Tombstone Tuesday--Stone Pictures

I'm back in one of my favorite local cemeteries again this week.  The cool dark shadyness of Clark Cemetery make it a wonderful place to visit on hot summer days.  Ah, not that is a consideration as a sever winter storm is preparing to blow down on us at I type.  But still, in summer a great place to visit.
I was struck by the carvings on the stones in some of the photos we have of Clark cemetery.
This one for the Ish family is rugged and massive.  Looking rough hewn, but I bet it took a lot of work to make it look so rough and "I don't care."  The banner-like smooth area is a great contrast to the rest of the family stone.
But the ones that caught my eye while browsing through the pictures were the stones for children and young adults.

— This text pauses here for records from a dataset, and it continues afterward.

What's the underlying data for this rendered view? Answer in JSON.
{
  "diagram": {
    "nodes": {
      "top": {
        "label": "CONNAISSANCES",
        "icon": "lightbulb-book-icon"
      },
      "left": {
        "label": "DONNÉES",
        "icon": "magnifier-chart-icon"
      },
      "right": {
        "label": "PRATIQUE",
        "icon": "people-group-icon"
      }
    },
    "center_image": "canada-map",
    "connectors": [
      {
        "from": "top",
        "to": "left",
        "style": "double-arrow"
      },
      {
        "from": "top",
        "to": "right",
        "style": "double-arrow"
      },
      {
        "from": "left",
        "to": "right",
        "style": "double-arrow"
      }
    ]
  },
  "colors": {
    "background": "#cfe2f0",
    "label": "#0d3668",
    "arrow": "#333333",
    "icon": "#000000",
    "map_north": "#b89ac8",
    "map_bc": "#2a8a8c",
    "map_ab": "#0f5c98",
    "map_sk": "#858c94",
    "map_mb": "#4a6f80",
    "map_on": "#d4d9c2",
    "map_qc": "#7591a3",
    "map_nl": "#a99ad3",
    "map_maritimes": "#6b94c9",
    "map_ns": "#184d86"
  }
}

 The first one I saw was this double stone for Hattie who died 4 January 1869 and Frankie who died 3 May 1876.  Hattie died at the age of 2 years 4 months and either 7 or 17 days.  Frankie was only 8 months and 16 days.  I had thought that they must have died at the same time, since the marker is a double stone.  Perhaps in an epidemic or something.  However, they died 7 years apart.  The weathering on the stones make the pictures a bit hard to decipher.  Frankie's half of the stone depicts a dove flying away.  Hattie's is harder to make out.  As best as I can make out, it is of a hand clutching a bunch of flowers. Sandy, on the other hand, thinks Hattie's picture looks like a bird descending at an angle. 

This next stone is also a double stone.  Our Little Lambs is the inscription around the inside of the crest, followed by Joseph and (another name) Stevens.  Sandy and I both studied that name.  We cannot make it out at all,  _____ie is all we can make of it, no matter how we zoom out and in.  But the two lambs on top of the stone, with the "Our Little Lambs" is so touching a memorial to the Stevens children.
Susan A, wife of E. J. Budlong died on 15 Feb 1879 and she wasn't a child, but at the age of only 20 years, 2 months, 2 days she was far from childhood.  The picture of the hand reaching down to pick the flower in full bloom, is so appropriate here.
Finally, I had to share this picture of several stones in a rather overgrown plot.  I cannot read any of the information on the stones but the light one on the right side caught my eye.  Around the edge is a lovely rope like border.  And in the oval again is a picture of a little lamb.
Stones like these make me wish to know the stories behind the stones, so they will be remembered as more than just a marker.